Algorithms and Bias: Facial Recognition and Beyond

Online filter bubbles are not the only places where the dangers of uncritical acceptance of algorithmically produced results can be seen. Algorithms are also commonly used in facial recognition software, which can be used for many tasks, from unlocking your smartphone to police surveillance. Joy Bulomwini, founder of the Algorithmic Justice League, discovered while working on a project as an MIT student that the facial recognition software that she was using could recognize the faces of white people with high accuracy, but was shockingly bad at registering the presence of Black faces. As she discovered, many facial recognition algorithms are trained using data sets that mostly include white male faces, making them bad at identifying faces of BIPOC and women, with Black women being accurately recognized at the lowest rates. Given that facial recognition technologies are used in surveillance by police forces including the RCMP, this lack of accuracy has the potential to lead to serious harms such as false identification and unjust detainment.
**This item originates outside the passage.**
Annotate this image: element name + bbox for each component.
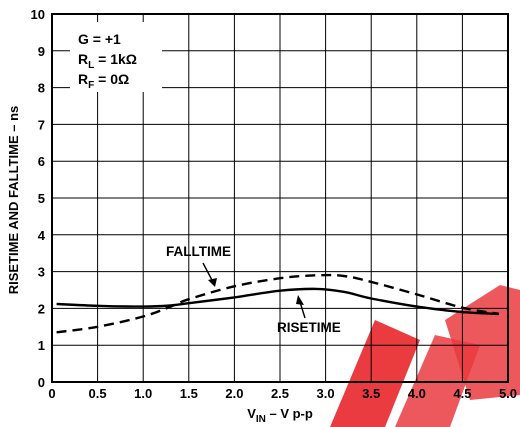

Algorithmically driven technologies can also be used for complex, human-centered tasks such as recruiting job candidates and risk assessment tools that attempt to determine a person’s likelihood to criminally reoffend. Given what we already know about algorithms, it will likely not surprise you to know that in both tasks, the algorithms used created biased results. A recent study found that when algorithms were used to target ads for job recruitment, “broadly targeted ads on Facebook for supermarket cashier positions were shown to an audience of 85% women, while jobs with taxi companies went to an audience that was approximately 75% Black,” exacerbating previously existing stereotypes and creating knowledge barriers for entry into different types of work. In the criminal justice case, studies found that software used in several U.S. states to determine the likelihood of criminal re-offense was “particularly likely to falsely flag Black defendants as future criminals, wrongly labeling them this way at almost twice the rate as white defendants.” While it’s tempting to think about algorithms as neutral technologies that take away human errors like bias in complex cases such as these, algorithms have actually been shown to perpetuate existing biases.


Think before you ink

Some legal challenges to unregulated algorithm use are now starting to come forward. In Canada in February of 2021, the Office of the Privacy Commissioner ruled that Clearview facial recognition technology, the same technology used by the RCMP, was an illegal violation of Canadian citizens’ privacy rights. While there are no specific regulations on how facial recognition technologies can be used by Canadian law enforcement, greater regulation is likely forthcoming. Similar legislation calling for transparency about filter bubbles was introduced in the U.S. Congress in 2019, but the bill did not receive enough support to move forward.

Clearly, a more nuanced and critical conversation around algorithms and their uses is needed in the wider public. Fortunately, these conversations are beginning to happen in both Canada and in other parts of the world. Documentaries like Coded Bias and The Social Dilemma are raising awareness of the biases that can be exacerbated by facial recognition technologies and social media filter bubbles. While algorithmic bias may be a daunting challenge to overcome, engaging with these issues, spreading awareness, and calling for political change by contacting your elected representatives and voting are vitally important ways in which you can actively encourage social and legal change on these issues.


Algorithms are an essential functional component for many online functions, and yet they have potential to be biased in ways that are extremely harmful for marginalized populations. What do you think can be done to combat algorithmic bias?